Zakat (alms-giving) certainly has a public dimension, as it must be paid to one of the eight categories of recipients (Mustahiq). Hajj (pilgrimage to Mecca) is also performed publicly. This is actually among the reasons why, at least in the traditional Fiqh, there is a worldly punishment for those who do not perform Salat and Zakat. Classical Muslim history cites a war against those who did not pay Zakat during the reign of the first caliph.
However, there is no worldly punishment for Muslims who do not fast during Ramadhan, even in the traditional Fiqh. There are expiations called Fidya and Kaffara for violating the fast, but they are more about voluntary compensation and a matter of individual religiosity, rather than of public punishment.
I have not found any historical record in the Muslim classical tradition that food stalls were ever raided because they operated in daylight hour during Ramadhan, as they have been in the recent past by groups such as the Islam Defenders Front (FPI).
Furthermore, while Salat, Zakat and hajj are active religious observances, fasting is a passive ritual. In Arabic, fasting is called Sawm or Siyam, which etymologically means to abstain or refrain. To fast in Islam, thus, is not to eat, drink or engage in conjugal sexual relationships from dawn (Fajr) to sunset (Maghrib). Observance of fasting is not visible, as it is a passive action.
In addition, fasting is entirely about the individual’s relationship with God, not with other individuals. In a remark of the Prophet (Hadith Qudsi) often reiterated by Muslim preachers, it is narrated that God said, “Fasting is for Me and it is I Myself who will give the reward for it” (as-sawm ly wa Ana ajzi bih).
The purpose of fasting, as described in the Quran (2:183), is for Muslims to develop the quality of their religiosity and to attain Taqwa or consciousness of God — which has a close meaning to the word Puasa (Indonesian for fasting), coming from the Sanskrit Upavasa, meaning “to be seated near [God]”. Embedded in observances of fasting across religions is the idea that materialism (preoccupation with physical needs and pleasures) can divert humans from God.
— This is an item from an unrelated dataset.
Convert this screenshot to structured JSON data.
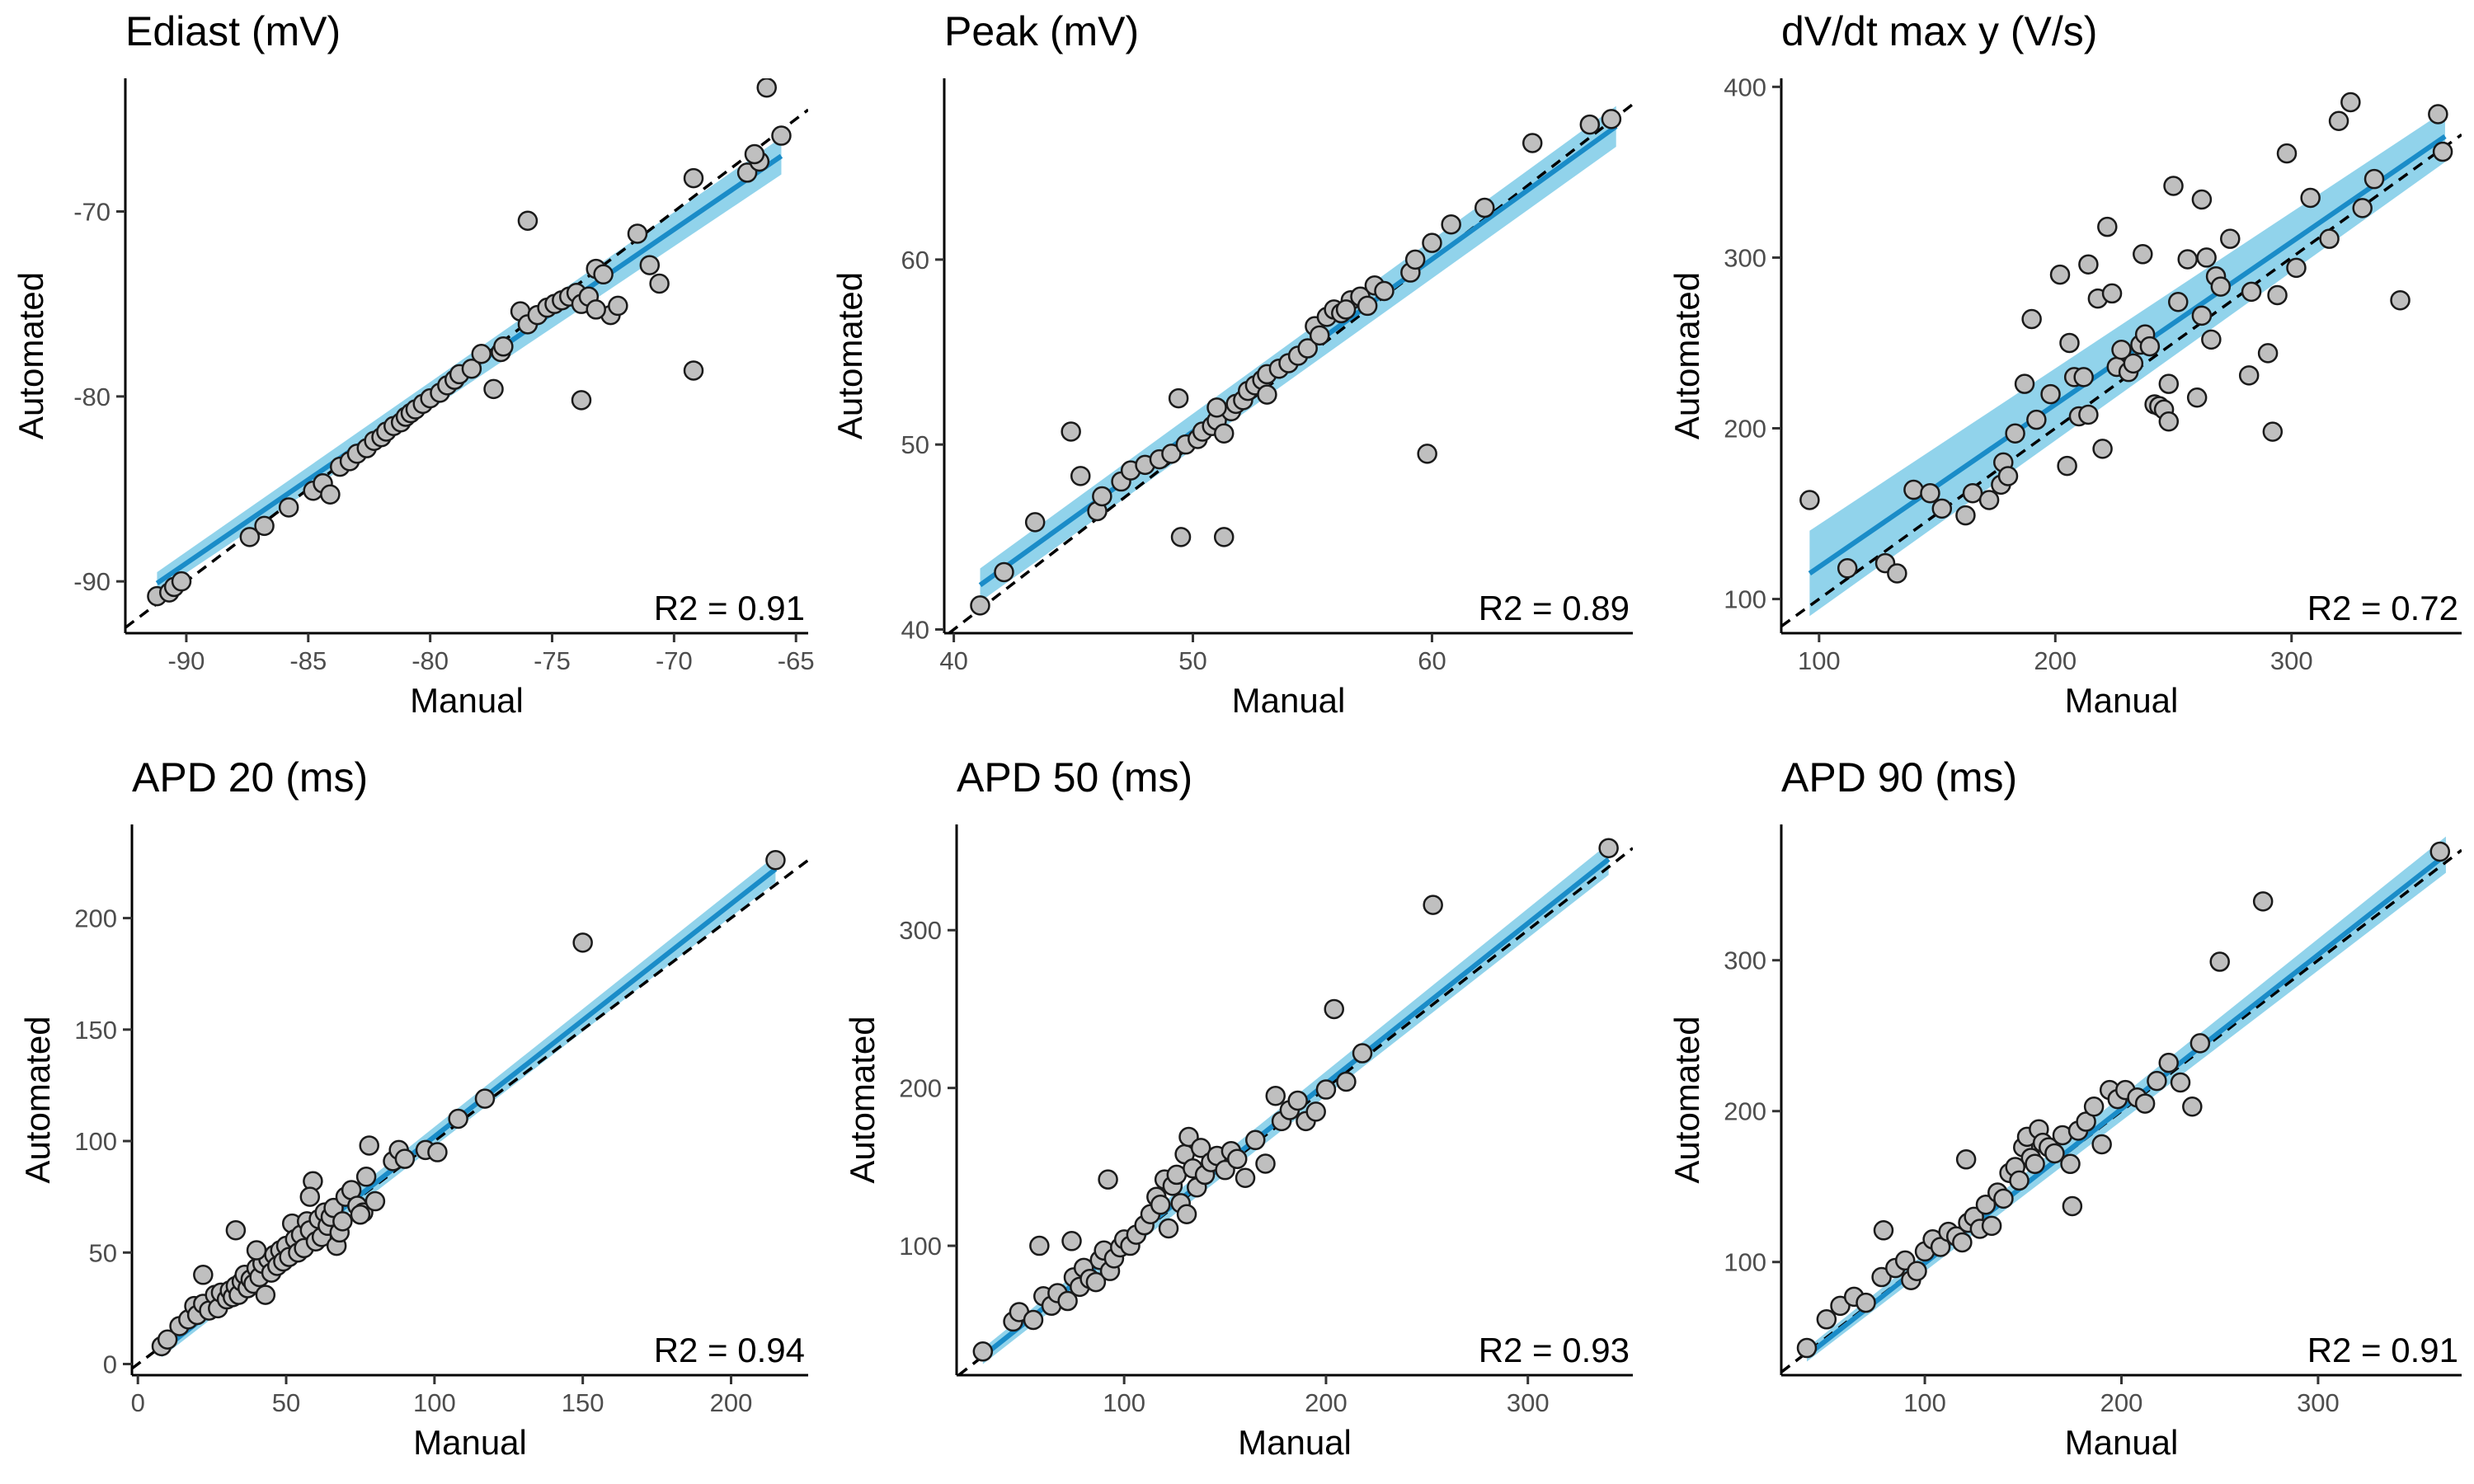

In short, fasting is about the individual’s relationship to God. Those Muslims who want to be respected while fasting may learn from Christianity. Jesus (considered a prophet by Muslims), as recorded in Matt. 6:16, said, “When you fast, do not look somber as the hypocrites do, for they disfigure their faces to show others they are fasting”.
It seems Muslims demanding respect for fasting Muslims are simply demanding everyone notice their supposed piety. Yet this contravenes the very meaning of fasting, which entails a rejection of worldly desires and material ambitions. Also, to return to the analogy, Nyepi to Hindus is not like fasting to Muslims since Nyepi, which means “being silent or quiet”, has a public dimension (as any public noisy activities are against the spirit of Nyepi), while Muslims can and must continue to work through the fasting period.
Finally, fasting is far meaningful when it is exposed to temptations. When there is no food, one has no option but to fast.
Religiosity is more valuable when there is freedom to sin.
Azis Anwar Fachrudin is a graduate student at the Center for Religious and Cross-cultural Studies (CRCS), Gadjah Mada University, Yogyakarta.